Psychologist and near-death expert Kenneth Ring sees such creative visions as heralding the shamanizing of modern humanity – that is, helping to develop ‘our latent capacities for imaginal perception’.25 The human capacity for exercising ‘imaginal perception’, for creative visions, may indeed help our species to experience – or endure – the ‘shamanizing process’ of our global rites of passage towards a more functional planetary mind. Philosopher Michael Grosso also notes how a new type of species mind arises out of critical times, amid the collective possibility of annihilation; in other words, the threat of species death catalyses the rise of a species ‘mind-at-large’.26 The transition to a planetary mind, a more evolved state of human consciousness, will be crucial for the continuation of our species upon Earth. As Vaclav Havel pointed out in 1991 in a speech to the joint session of US Congress:
Without a global revolution in the sphere of human consciousness, nothing will change for the better … and the catastrophe towards which this world is headed – the ecological, social, demographic, or general breakdown of civilization – will be unavoidable.

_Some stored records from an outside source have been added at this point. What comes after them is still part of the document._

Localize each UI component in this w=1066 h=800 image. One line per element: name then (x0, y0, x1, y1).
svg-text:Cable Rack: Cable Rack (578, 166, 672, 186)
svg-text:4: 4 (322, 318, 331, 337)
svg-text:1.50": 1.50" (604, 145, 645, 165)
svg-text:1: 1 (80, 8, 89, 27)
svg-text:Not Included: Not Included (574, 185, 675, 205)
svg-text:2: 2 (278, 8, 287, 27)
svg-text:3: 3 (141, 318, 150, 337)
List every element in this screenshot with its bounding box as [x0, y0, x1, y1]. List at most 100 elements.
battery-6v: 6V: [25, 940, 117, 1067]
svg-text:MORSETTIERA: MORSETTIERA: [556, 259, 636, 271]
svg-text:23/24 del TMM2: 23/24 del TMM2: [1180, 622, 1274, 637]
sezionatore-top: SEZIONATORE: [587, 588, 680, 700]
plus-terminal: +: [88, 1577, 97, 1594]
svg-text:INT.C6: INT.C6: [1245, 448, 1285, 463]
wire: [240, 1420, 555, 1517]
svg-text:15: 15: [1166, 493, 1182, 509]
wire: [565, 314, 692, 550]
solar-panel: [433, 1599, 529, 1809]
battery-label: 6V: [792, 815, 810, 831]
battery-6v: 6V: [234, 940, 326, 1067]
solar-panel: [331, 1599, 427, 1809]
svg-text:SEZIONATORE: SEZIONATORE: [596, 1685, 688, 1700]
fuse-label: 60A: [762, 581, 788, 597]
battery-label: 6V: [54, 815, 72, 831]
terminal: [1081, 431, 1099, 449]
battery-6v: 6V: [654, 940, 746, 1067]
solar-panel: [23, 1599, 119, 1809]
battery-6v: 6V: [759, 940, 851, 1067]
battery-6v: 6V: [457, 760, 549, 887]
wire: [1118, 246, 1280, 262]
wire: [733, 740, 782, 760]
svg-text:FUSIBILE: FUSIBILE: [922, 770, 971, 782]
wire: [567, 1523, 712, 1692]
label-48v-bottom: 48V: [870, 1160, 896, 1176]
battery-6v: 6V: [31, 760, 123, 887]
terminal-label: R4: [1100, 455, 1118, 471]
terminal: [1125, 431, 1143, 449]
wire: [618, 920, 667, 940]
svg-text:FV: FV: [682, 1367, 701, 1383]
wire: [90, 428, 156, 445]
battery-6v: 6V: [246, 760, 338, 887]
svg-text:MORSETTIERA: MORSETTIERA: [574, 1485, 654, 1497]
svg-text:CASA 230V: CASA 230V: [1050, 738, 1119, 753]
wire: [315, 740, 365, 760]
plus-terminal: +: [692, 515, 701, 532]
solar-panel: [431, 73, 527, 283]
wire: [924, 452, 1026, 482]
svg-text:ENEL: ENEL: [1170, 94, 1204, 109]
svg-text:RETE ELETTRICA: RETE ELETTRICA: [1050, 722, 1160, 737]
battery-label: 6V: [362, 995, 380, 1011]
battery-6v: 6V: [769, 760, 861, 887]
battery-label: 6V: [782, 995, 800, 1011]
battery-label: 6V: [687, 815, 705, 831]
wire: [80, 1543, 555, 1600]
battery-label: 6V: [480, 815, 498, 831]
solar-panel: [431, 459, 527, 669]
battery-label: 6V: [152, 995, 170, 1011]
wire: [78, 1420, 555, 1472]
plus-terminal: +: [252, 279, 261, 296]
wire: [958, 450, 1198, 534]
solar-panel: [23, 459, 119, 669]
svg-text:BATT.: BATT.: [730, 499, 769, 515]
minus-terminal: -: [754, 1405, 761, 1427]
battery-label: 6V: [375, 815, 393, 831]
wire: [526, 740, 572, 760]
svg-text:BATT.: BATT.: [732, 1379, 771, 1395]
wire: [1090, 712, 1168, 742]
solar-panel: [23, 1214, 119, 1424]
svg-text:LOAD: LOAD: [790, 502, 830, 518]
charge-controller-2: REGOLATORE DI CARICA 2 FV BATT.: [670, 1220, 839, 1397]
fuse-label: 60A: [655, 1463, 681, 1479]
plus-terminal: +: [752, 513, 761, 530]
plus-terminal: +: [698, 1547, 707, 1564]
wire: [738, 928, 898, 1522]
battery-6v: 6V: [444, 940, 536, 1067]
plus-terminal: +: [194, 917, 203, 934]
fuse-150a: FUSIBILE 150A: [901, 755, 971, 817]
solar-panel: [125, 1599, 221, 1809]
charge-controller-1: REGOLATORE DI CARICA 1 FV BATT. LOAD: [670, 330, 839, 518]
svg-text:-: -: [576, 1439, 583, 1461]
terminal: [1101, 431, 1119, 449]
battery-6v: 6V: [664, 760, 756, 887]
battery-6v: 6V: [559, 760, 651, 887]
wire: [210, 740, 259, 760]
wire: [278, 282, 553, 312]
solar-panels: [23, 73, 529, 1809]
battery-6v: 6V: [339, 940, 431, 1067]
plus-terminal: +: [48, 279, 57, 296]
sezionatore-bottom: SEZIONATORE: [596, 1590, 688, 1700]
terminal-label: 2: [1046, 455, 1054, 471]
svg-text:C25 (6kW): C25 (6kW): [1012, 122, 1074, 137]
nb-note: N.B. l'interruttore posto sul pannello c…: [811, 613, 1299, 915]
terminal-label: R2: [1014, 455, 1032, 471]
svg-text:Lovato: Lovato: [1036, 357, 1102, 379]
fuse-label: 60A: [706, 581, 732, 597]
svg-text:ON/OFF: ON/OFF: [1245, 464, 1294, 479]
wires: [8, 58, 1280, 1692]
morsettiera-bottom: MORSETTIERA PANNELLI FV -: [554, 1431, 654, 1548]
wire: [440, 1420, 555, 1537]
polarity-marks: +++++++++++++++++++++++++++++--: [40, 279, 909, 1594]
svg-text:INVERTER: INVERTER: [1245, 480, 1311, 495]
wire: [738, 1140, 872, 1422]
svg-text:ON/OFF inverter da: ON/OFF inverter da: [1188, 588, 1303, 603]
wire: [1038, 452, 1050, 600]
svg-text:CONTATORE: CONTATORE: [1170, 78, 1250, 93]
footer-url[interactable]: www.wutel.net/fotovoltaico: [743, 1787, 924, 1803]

A more empathic mindset is needed for our planetary future; an empathic consciousness that recognizes the evolutionary process and acts responsibly in light of this perception.
The future is more likely to drive towards a singularity of mindset than a technological singularity, as when the finite energy sources upon our planet dwindle we will be required to increase the psychic potency of our collective thinking. It is this transition that will be discussed in the following chapters. So far, the first part of this book has dealt with the formation of our current mindset, and how our modern technological state of mind has now brought us to a critical impasse. We have now entered the crisis window, the transition phase – that heroic journey into the underworld – where we will be forced to experience a shamanic initiatory experience, perhaps a near-death experience, before we can emerge as an adolescent species with a new, more mature mind. Until we reach that stage, however, we will have to struggle with the death throes of the old mind, as old systems cling to power and global infrastructures attempt to remain in control of a world in transition.